Rather, Rava says that the verse should be interpreted as follows: Anyone who has sex with a married woman --
even if that man studied Torah,
about which it is written: “She is more precious than rubies [peninim]” (Proverbs 3:15), than a High Priest, who enters the innermost sanctum,2
still, this transgression of adultery will entrap him into the judgment of Gehenna,
and the Torah he studied will not be able to save him.
"Worm” (=maggots) is the common Talmudic metonym for putrefaction of the corpse.
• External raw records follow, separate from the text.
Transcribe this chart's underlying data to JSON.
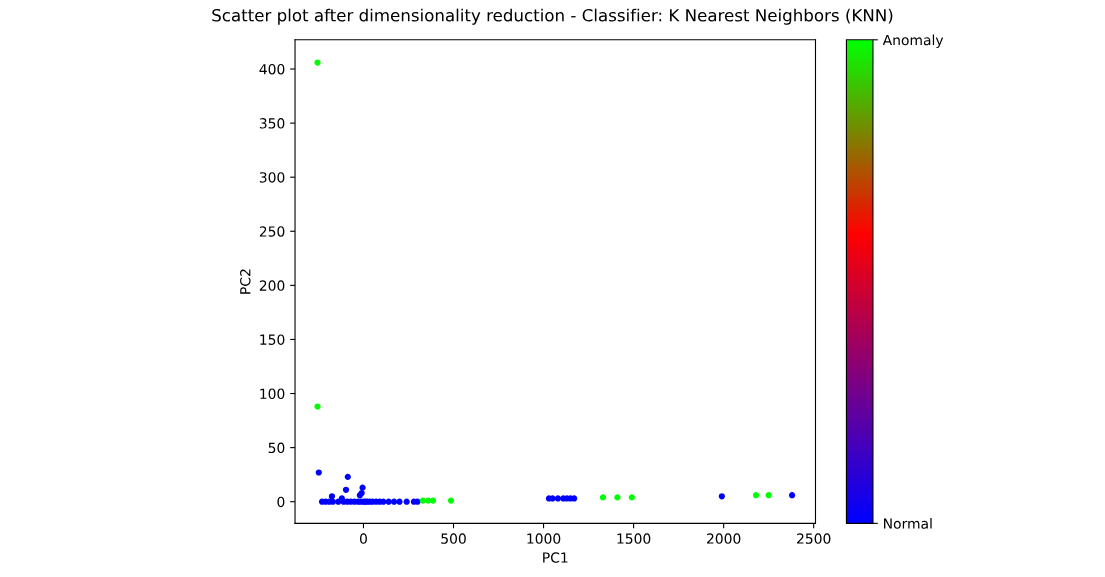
{
  "chart_data": {
    "type": "scatter",
    "title": "Scatter plot after dimensionality reduction - Classifier: K Nearest Neighbors (KNN)",
    "xlabel": "PC1",
    "ylabel": "PC2",
    "x": [
      -255,
      -255,
      -248,
      -87,
      -97,
      -5,
      -175,
      -10,
      -20,
      -120,
      -230,
      -210,
      -190,
      -170,
      -140,
      -110,
      -90,
      -70,
      -50,
      -30,
      -15,
      0,
      10,
      20,
      35,
      50,
      70,
      90,
      110,
      140,
      170,
      200,
      240,
      280,
      300,
      330,
      360,
      386,
      486,
      1030,
      1050,
      1080,
      1110,
      1130,
      1150,
      1170,
      1330,
      1410,
      1490,
      1990,
      2180,
      2250,
      2380
    ],
    "values": [
      406,
      88,
      27,
      23,
      11,
      13,
      5,
      8,
      6,
      3,
      0,
      0,
      0,
      0,
      0,
      0,
      0,
      0,
      0,
      0,
      0,
      0,
      0,
      0,
      0,
      0,
      0,
      0,
      0,
      0,
      0,
      0,
      0,
      0,
      0,
      1,
      1,
      1,
      1,
      3,
      3,
      3,
      3,
      3,
      3,
      3,
      4,
      4,
      4,
      5,
      6,
      6,
      6
    ],
    "cvalues": [
      1,
      1,
      0,
      0,
      0,
      0,
      0,
      0,
      0,
      0,
      0,
      0,
      0,
      0,
      0,
      0,
      0,
      0,
      0,
      0,
      0,
      0,
      0,
      0,
      0,
      0,
      0,
      0,
      0,
      0,
      0,
      0,
      0,
      0,
      0,
      1,
      1,
      1,
      1,
      0,
      0,
      0,
      0,
      0,
      0,
      0,
      1,
      1,
      1,
      0,
      1,
      1,
      0
    ],
    "xlim": [
      -380,
      2510
    ],
    "xticks": [
      0,
      500,
      1000,
      1500,
      2000,
      2500
    ],
    "ylim": [
      -20,
      427
    ],
    "yticks": [
      0,
      50,
      100,
      150,
      200,
      250,
      300,
      350,
      400
    ],
    "clim": [
      0,
      1
    ],
    "cticks": [
      {
        "value": 0,
        "label": "Normal"
      },
      {
        "value": 1,
        "label": "Anomaly"
      }
    ],
    "grid": false,
    "legend": false
  }
}
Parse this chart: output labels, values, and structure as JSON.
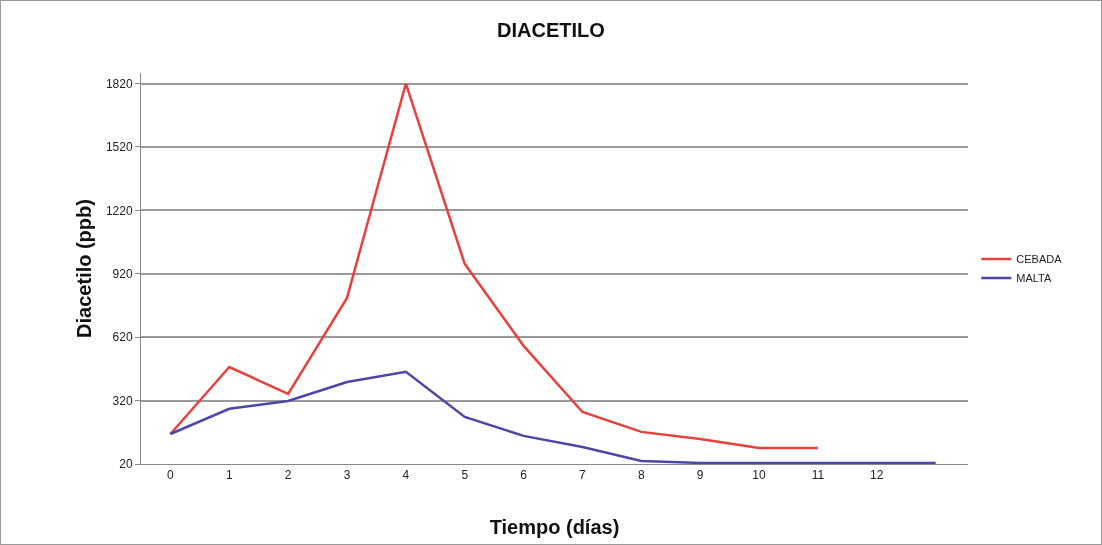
{
  "chart_data": {
    "type": "line",
    "title": "DIACETILO",
    "xlabel": "Tiempo (días)",
    "ylabel": "Diacetilo (ppb)",
    "x": [
      0,
      1,
      2,
      3,
      4,
      5,
      6,
      7,
      8,
      9,
      10,
      11,
      12,
      13
    ],
    "series": [
      {
        "name": "CEBADA",
        "color": "#e8413c",
        "values": [
          162,
          479,
          352,
          806,
          1820,
          967,
          579,
          266,
          172,
          138,
          96,
          96,
          null,
          null
        ]
      },
      {
        "name": "MALTA",
        "color": "#4b46a8",
        "values": [
          162,
          281,
          318,
          408,
          456,
          243,
          153,
          100,
          34,
          25,
          25,
          25,
          25,
          25
        ]
      }
    ],
    "xlim": [
      -0.5,
      13.55
    ],
    "xticks": [
      0,
      1,
      2,
      3,
      4,
      5,
      6,
      7,
      8,
      9,
      10,
      11,
      12
    ],
    "ylim": [
      20,
      1870
    ],
    "yticks": [
      20,
      320,
      620,
      920,
      1220,
      1520,
      1820
    ],
    "grid": "y",
    "legend": "right",
    "marker": "none",
    "line_style": "solid"
  }
}
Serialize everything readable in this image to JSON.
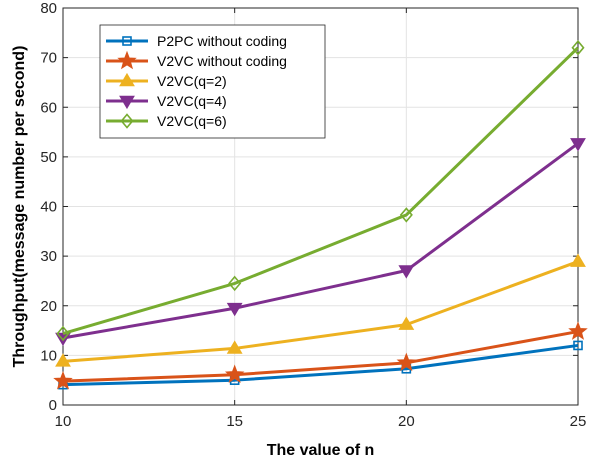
{
  "chart_data": {
    "type": "line",
    "title": "",
    "xlabel": "The value of n",
    "ylabel": "Throughput(message number per second)",
    "x": [
      10,
      15,
      20,
      25
    ],
    "x_ticks": [
      "10",
      "15",
      "20",
      "25"
    ],
    "y_ticks": [
      "0",
      "10",
      "20",
      "30",
      "40",
      "50",
      "60",
      "70",
      "80"
    ],
    "xlim": [
      10,
      25
    ],
    "ylim": [
      0,
      80
    ],
    "grid": true,
    "legend_position": "top-left",
    "series": [
      {
        "name": "P2PC without coding",
        "values": [
          4.1,
          5.0,
          7.3,
          12.0
        ],
        "color": "#0072BD",
        "marker": "square"
      },
      {
        "name": "V2VC without coding",
        "values": [
          4.8,
          6.1,
          8.5,
          14.8
        ],
        "color": "#D95319",
        "marker": "star"
      },
      {
        "name": "V2VC(q=2)",
        "values": [
          8.8,
          11.4,
          16.2,
          28.9
        ],
        "color": "#EDB120",
        "marker": "triangle-up"
      },
      {
        "name": "V2VC(q=4)",
        "values": [
          13.5,
          19.5,
          27.1,
          52.7
        ],
        "color": "#7E2F8E",
        "marker": "triangle-down"
      },
      {
        "name": "V2VC(q=6)",
        "values": [
          14.4,
          24.5,
          38.3,
          72.0
        ],
        "color": "#77AC30",
        "marker": "diamond"
      }
    ]
  }
}
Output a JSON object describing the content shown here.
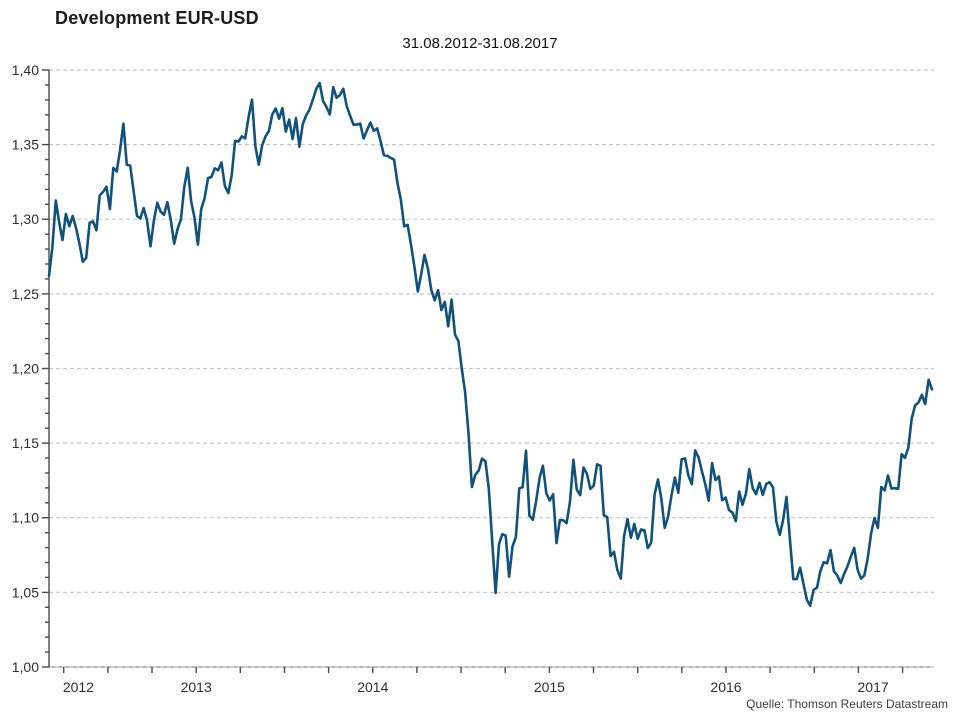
{
  "chart": {
    "title": "Development EUR-USD",
    "subtitle": "31.08.2012-31.08.2017",
    "source": "Quelle: Thomson Reuters Datastream"
  },
  "chart_data": {
    "type": "line",
    "title": "Development EUR-USD",
    "subtitle": "31.08.2012-31.08.2017",
    "source": "Quelle: Thomson Reuters Datastream",
    "xlabel": "",
    "ylabel": "",
    "grid": "horizontal-dashed",
    "legend": "none",
    "date_start": "31.08.2012",
    "date_end": "31.08.2017",
    "frequency": "weekly",
    "y_axis": {
      "min": 1.0,
      "max": 1.4,
      "major_step": 0.05,
      "minor_step": 0.01,
      "tick_values": [
        1.4,
        1.35,
        1.3,
        1.25,
        1.2,
        1.15,
        1.1,
        1.05,
        1.0
      ],
      "tick_labels": [
        "1,40",
        "1,35",
        "1,30",
        "1,25",
        "1,20",
        "1,15",
        "1,10",
        "1,05",
        "1,00"
      ]
    },
    "x_axis": {
      "tick_interval": "quarterly",
      "total_months": 60,
      "years": [
        {
          "label": "2012",
          "center_month": 2
        },
        {
          "label": "2013",
          "center_month": 10
        },
        {
          "label": "2014",
          "center_month": 22
        },
        {
          "label": "2015",
          "center_month": 34
        },
        {
          "label": "2016",
          "center_month": 46
        },
        {
          "label": "2017",
          "center_month": 56
        }
      ]
    },
    "colors": {
      "line": "#11527d",
      "grid": "#c7c7c7",
      "axis": "#4a4a4a",
      "baseline": "#9b9b9b",
      "baseline_dash": "#d4d4d4",
      "text": "#2e2e2e"
    },
    "series": [
      {
        "name": "EUR-USD",
        "values": [
          1.262,
          1.2815,
          1.3125,
          1.2982,
          1.286,
          1.3035,
          1.2953,
          1.3022,
          1.2941,
          1.2839,
          1.2715,
          1.2741,
          1.2976,
          1.2986,
          1.2926,
          1.3159,
          1.3183,
          1.3218,
          1.3069,
          1.3344,
          1.332,
          1.3459,
          1.364,
          1.3364,
          1.336,
          1.319,
          1.3022,
          1.3006,
          1.3075,
          1.2989,
          1.2819,
          1.2992,
          1.311,
          1.3052,
          1.303,
          1.3114,
          1.2994,
          1.2836,
          1.2936,
          1.2999,
          1.3217,
          1.3345,
          1.3122,
          1.301,
          1.283,
          1.3068,
          1.3141,
          1.3276,
          1.3283,
          1.3341,
          1.3328,
          1.338,
          1.3222,
          1.3175,
          1.3295,
          1.3525,
          1.3521,
          1.3555,
          1.3542,
          1.3686,
          1.3802,
          1.3488,
          1.3366,
          1.3494,
          1.3555,
          1.3591,
          1.3703,
          1.3742,
          1.3674,
          1.3744,
          1.3588,
          1.3668,
          1.3538,
          1.3678,
          1.3486,
          1.3635,
          1.3695,
          1.3735,
          1.3802,
          1.3875,
          1.3912,
          1.3793,
          1.3753,
          1.3702,
          1.3885,
          1.3814,
          1.3833,
          1.3874,
          1.3759,
          1.3694,
          1.3634,
          1.3634,
          1.3641,
          1.3541,
          1.3597,
          1.3648,
          1.3592,
          1.3609,
          1.3525,
          1.343,
          1.3425,
          1.3411,
          1.3399,
          1.3241,
          1.3133,
          1.2953,
          1.2963,
          1.283,
          1.2683,
          1.2516,
          1.2628,
          1.2761,
          1.267,
          1.2526,
          1.2456,
          1.2525,
          1.2392,
          1.2446,
          1.2283,
          1.2462,
          1.2227,
          1.2184,
          1.2002,
          1.1842,
          1.1567,
          1.1206,
          1.1288,
          1.1316,
          1.1396,
          1.1379,
          1.1196,
          1.0843,
          1.0496,
          1.0823,
          1.089,
          1.088,
          1.0605,
          1.0808,
          1.0871,
          1.1197,
          1.1205,
          1.1449,
          1.1014,
          1.0986,
          1.1115,
          1.1268,
          1.1349,
          1.1166,
          1.1115,
          1.1158,
          1.083,
          1.0985,
          1.0983,
          1.0964,
          1.1107,
          1.1388,
          1.1187,
          1.1152,
          1.1336,
          1.1296,
          1.1193,
          1.1215,
          1.1358,
          1.1348,
          1.1017,
          1.1005,
          1.0743,
          1.0772,
          1.0648,
          1.0593,
          1.088,
          1.0991,
          1.0866,
          1.0959,
          1.0859,
          1.0921,
          1.0916,
          1.0797,
          1.0833,
          1.1157,
          1.1256,
          1.113,
          1.0932,
          1.1008,
          1.1151,
          1.127,
          1.1167,
          1.1391,
          1.1398,
          1.1283,
          1.1225,
          1.1451,
          1.1403,
          1.1312,
          1.1224,
          1.1114,
          1.1366,
          1.1252,
          1.1277,
          1.1117,
          1.1136,
          1.1051,
          1.1035,
          1.0977,
          1.1176,
          1.1087,
          1.1162,
          1.1325,
          1.1198,
          1.1157,
          1.1234,
          1.1153,
          1.1226,
          1.1238,
          1.1203,
          1.0972,
          1.0886,
          1.0985,
          1.114,
          1.0858,
          1.0588,
          1.0589,
          1.0666,
          1.0559,
          1.0452,
          1.0411,
          1.0517,
          1.0532,
          1.0643,
          1.0702,
          1.0695,
          1.0783,
          1.0642,
          1.0613,
          1.0563,
          1.0622,
          1.0673,
          1.0739,
          1.0798,
          1.0652,
          1.0592,
          1.0614,
          1.0727,
          1.0895,
          1.0998,
          1.0932,
          1.1206,
          1.1183,
          1.1283,
          1.1196,
          1.1198,
          1.1194,
          1.1426,
          1.1401,
          1.1469,
          1.1664,
          1.1752,
          1.1773,
          1.1823,
          1.1762,
          1.1924,
          1.186
        ]
      }
    ]
  }
}
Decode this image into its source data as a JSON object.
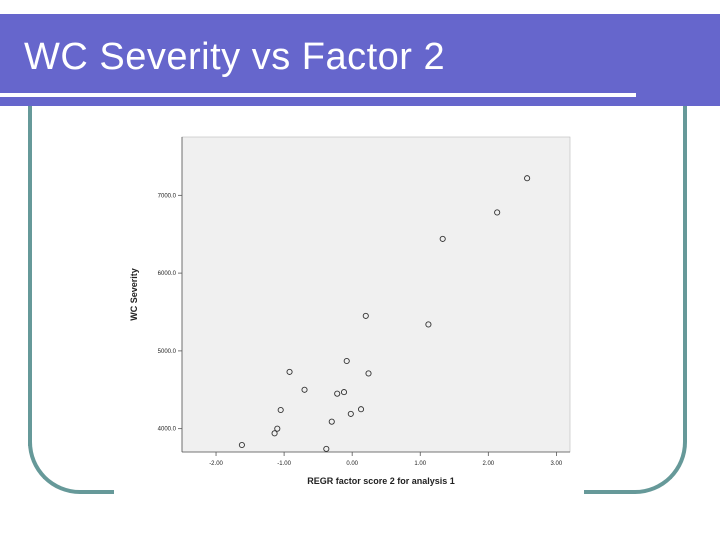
{
  "slide": {
    "title": "WC Severity vs Factor 2"
  },
  "colors": {
    "title_bar": "#6666cc",
    "frame": "#669999",
    "plot_background": "#f0f0f0",
    "marker": "#333333"
  },
  "chart_data": {
    "type": "scatter",
    "title": "",
    "xlabel": "REGR factor score   2 for analysis 1",
    "ylabel": "WC Severity",
    "xlim": [
      -2.5,
      3.2
    ],
    "ylim": [
      3700,
      7750
    ],
    "x_ticks": [
      -2.0,
      -1.0,
      0.0,
      1.0,
      2.0,
      3.0
    ],
    "x_tick_labels": [
      "-2.00",
      "-1.00",
      "0.00",
      "1.00",
      "2.00",
      "3.00"
    ],
    "y_ticks": [
      4000,
      5000,
      6000,
      7000
    ],
    "y_tick_labels": [
      "4000.0",
      "5000.0",
      "6000.0",
      "7000.0"
    ],
    "grid": false,
    "marker": "hollow-circle",
    "points": [
      {
        "x": -1.62,
        "y": 3790
      },
      {
        "x": -1.14,
        "y": 3940
      },
      {
        "x": -1.1,
        "y": 4000
      },
      {
        "x": -1.05,
        "y": 4240
      },
      {
        "x": -0.92,
        "y": 4730
      },
      {
        "x": -0.7,
        "y": 4500
      },
      {
        "x": -0.38,
        "y": 3740
      },
      {
        "x": -0.3,
        "y": 4090
      },
      {
        "x": -0.22,
        "y": 4450
      },
      {
        "x": -0.12,
        "y": 4470
      },
      {
        "x": -0.08,
        "y": 4870
      },
      {
        "x": -0.02,
        "y": 4190
      },
      {
        "x": 0.13,
        "y": 4250
      },
      {
        "x": 0.2,
        "y": 5450
      },
      {
        "x": 0.24,
        "y": 4710
      },
      {
        "x": 1.12,
        "y": 5340
      },
      {
        "x": 1.33,
        "y": 6440
      },
      {
        "x": 2.13,
        "y": 6780
      },
      {
        "x": 2.57,
        "y": 7220
      }
    ]
  }
}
See my previous note on this in “Pt2 Thief-Catching, Corpulence, and Virility: Stories of R’ Elazar ben Shimon and R’ Yishmael ben Yosei (Bava Metzia 83b-84a)“.
לפני ולפנים.
Steinsaltz explains:
“She is more precious than rubies [peninim]” (Proverbs 3:15), which, based on its etymological connection (EB more accurately: wordplay) with the Hebrew term for the Holy of Holies, lifnai ve-lifnim, is interpreted by the rabbis to mean that one who studies Torah is more precious “than a High Priest, who enters the innermost sanctum”
For another instance of the usage of this idiom, see my “Rome’s Hands, Jacob’s Voice: A Talmudic Lament Over the Destruction (Gittin 57b-58a)“, section “Story of Tzafenat bat Peniel, the enslaved daughter of the High Priest“, sub-section “Reish Lakish - Etymology of her name“:
״בת פניאל״ –
בתו של כהן גדול
ששימש לפני ולפנים
and she (=Tzafenat bat Peniel - צפנת בת פניאל) was called “bat Peniel”
because she was the daughter [bat] of the High Priest
who served in the innermost sanctum [lifnai ve-lefnim] of the Temple.
And see my note there on the name “Peniel”.